Innovation economics has a way of forcing us to look at the mirror image of conventional wisdom. This article will look at knowledge assets as they might appear on an accounting balance sheet. You may be surprised at what happens at the bottom line.
Wall Street will often reward a company that has a large backlog of orders. This can appear in the eyes of most observers as an asset. After all, who would not want a backlog of orders? However, in the world of social media, a huge backlog causes a serious problem – it represents commitments made that have not yet been delivered. An unfulfilled promise in a social network is a liability and not an asset. By extension, a backlog in an innovation economy is a liability and not an asset (note: climate change).
Applying conventional wisdom to an innovation economy, we find that most companies have an excellent inventory of the “liability” but a poor inventory of the “asset” that will execute those promises. All of their plans, specifications, blueprints, job descriptions, policies and procedures, etc., are liabilities in an innovation economy because these define the promise that is unfulfilled, not the asset that will fulfill them.
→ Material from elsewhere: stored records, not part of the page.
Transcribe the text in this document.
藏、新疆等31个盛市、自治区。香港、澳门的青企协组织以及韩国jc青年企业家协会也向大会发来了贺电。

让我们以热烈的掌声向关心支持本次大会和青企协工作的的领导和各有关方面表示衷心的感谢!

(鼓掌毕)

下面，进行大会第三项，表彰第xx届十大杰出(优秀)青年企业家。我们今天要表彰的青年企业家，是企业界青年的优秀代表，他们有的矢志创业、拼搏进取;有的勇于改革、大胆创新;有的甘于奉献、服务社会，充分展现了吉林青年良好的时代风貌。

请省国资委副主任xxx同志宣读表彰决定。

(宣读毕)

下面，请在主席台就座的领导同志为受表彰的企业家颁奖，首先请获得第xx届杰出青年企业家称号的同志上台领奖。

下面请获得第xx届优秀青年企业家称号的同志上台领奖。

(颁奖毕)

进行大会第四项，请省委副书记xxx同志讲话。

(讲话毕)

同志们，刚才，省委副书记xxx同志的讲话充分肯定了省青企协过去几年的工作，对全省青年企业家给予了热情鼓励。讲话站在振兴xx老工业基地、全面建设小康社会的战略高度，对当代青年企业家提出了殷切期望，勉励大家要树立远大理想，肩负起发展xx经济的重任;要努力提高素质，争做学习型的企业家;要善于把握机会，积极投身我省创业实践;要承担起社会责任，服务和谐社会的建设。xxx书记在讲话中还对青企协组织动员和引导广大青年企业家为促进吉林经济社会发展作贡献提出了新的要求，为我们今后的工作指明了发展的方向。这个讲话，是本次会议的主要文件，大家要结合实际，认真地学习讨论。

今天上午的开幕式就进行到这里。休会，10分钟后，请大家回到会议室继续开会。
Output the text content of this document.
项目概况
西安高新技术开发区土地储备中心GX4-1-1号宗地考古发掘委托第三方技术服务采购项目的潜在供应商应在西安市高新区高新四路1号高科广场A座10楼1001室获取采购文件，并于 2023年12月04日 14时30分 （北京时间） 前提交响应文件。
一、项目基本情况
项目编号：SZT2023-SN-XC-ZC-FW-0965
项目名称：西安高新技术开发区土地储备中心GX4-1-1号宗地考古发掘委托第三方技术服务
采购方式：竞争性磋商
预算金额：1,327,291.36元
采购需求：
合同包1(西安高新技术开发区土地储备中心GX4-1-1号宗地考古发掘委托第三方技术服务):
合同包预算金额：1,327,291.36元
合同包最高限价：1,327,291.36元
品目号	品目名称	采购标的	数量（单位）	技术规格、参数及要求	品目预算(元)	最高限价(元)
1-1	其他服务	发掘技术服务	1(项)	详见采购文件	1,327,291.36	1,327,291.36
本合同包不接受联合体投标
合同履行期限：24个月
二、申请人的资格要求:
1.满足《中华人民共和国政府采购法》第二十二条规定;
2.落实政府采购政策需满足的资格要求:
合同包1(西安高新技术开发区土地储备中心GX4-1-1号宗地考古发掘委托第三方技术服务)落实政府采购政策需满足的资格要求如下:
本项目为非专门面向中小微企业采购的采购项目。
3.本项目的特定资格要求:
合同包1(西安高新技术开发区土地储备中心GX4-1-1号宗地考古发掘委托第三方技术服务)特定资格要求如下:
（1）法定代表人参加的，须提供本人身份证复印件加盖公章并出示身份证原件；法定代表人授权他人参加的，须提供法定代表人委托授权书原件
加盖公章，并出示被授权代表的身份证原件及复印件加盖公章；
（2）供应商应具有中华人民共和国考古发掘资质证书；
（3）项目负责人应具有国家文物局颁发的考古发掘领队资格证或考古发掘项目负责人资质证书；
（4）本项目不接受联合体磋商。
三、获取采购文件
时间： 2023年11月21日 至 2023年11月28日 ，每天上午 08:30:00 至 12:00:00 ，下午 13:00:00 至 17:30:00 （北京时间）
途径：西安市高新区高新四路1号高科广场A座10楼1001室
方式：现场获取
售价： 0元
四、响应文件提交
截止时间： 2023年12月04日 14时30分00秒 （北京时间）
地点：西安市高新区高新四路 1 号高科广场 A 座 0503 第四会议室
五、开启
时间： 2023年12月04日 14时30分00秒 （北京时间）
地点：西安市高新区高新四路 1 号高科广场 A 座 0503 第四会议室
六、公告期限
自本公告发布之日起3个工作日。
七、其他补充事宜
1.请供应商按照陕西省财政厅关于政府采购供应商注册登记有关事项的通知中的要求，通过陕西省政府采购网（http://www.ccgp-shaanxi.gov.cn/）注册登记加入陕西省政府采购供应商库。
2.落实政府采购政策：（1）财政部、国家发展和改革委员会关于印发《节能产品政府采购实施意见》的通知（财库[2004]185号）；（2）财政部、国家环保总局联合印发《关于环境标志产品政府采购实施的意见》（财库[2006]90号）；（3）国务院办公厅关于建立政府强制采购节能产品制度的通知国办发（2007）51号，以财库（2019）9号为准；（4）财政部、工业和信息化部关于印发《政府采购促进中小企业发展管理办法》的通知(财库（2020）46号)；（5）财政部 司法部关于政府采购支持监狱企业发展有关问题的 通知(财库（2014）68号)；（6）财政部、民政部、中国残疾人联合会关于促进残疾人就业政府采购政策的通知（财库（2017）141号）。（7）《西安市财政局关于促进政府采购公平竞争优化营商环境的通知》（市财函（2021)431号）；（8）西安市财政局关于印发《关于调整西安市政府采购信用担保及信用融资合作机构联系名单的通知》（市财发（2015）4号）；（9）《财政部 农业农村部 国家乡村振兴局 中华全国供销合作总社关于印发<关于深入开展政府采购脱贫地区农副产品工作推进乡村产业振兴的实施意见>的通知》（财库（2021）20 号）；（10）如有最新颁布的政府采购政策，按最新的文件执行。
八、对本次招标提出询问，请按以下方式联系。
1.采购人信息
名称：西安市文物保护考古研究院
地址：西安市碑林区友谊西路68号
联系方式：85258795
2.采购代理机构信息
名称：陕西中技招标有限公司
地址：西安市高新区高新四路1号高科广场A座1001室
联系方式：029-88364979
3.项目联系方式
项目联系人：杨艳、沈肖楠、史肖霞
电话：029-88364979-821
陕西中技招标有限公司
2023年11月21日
Until recently, companies assumed that the right knowledge assets will always be available – an assumption that for a long time has limited the level of productivity that humans can achieve, specifically, the sustainability of natural resources. The absence of a knowledge inventory limits the complexity of problems that humans can solve much like industry was limited to custom machinery before Eli Whitney demonstrated the concept of interchangeable parts less than 200 years ago.
Further, if the product line is expected to have a life cycle of more than a few years, the knowledge inventory must extend beyond the doors of the company and into the surrounding community. Therefore, the knowledge inventory must take on the taxonomy of the community, not the taxonomy of the corporation such as skill codes, levels, titles, etc. The requirement is now clearly in the domain of social networks. Yet, I still hear grumblings in the blog sphere that social networks cannot be monetized – nothing should be further from the truth.
So, let’s talk about the bottom line. For example, Boeing announced today that their greatest future challenge would be the availability of engineers. Boeing has a market capitalization of $34B and a $300B backlog. Money has a 10:1 multiplier as it travels through and economy. For a balanced accounting statement, what would be the real value of a social network that can capture the correct knowledge inventory to support Boeing; 34B, 300B, or 3T?
In general, valid estimates of the bottom line can vary by 2 orders of magnitude depending on the point of view of Wall Street, corporate management, or the social network community. Who would be the better steward?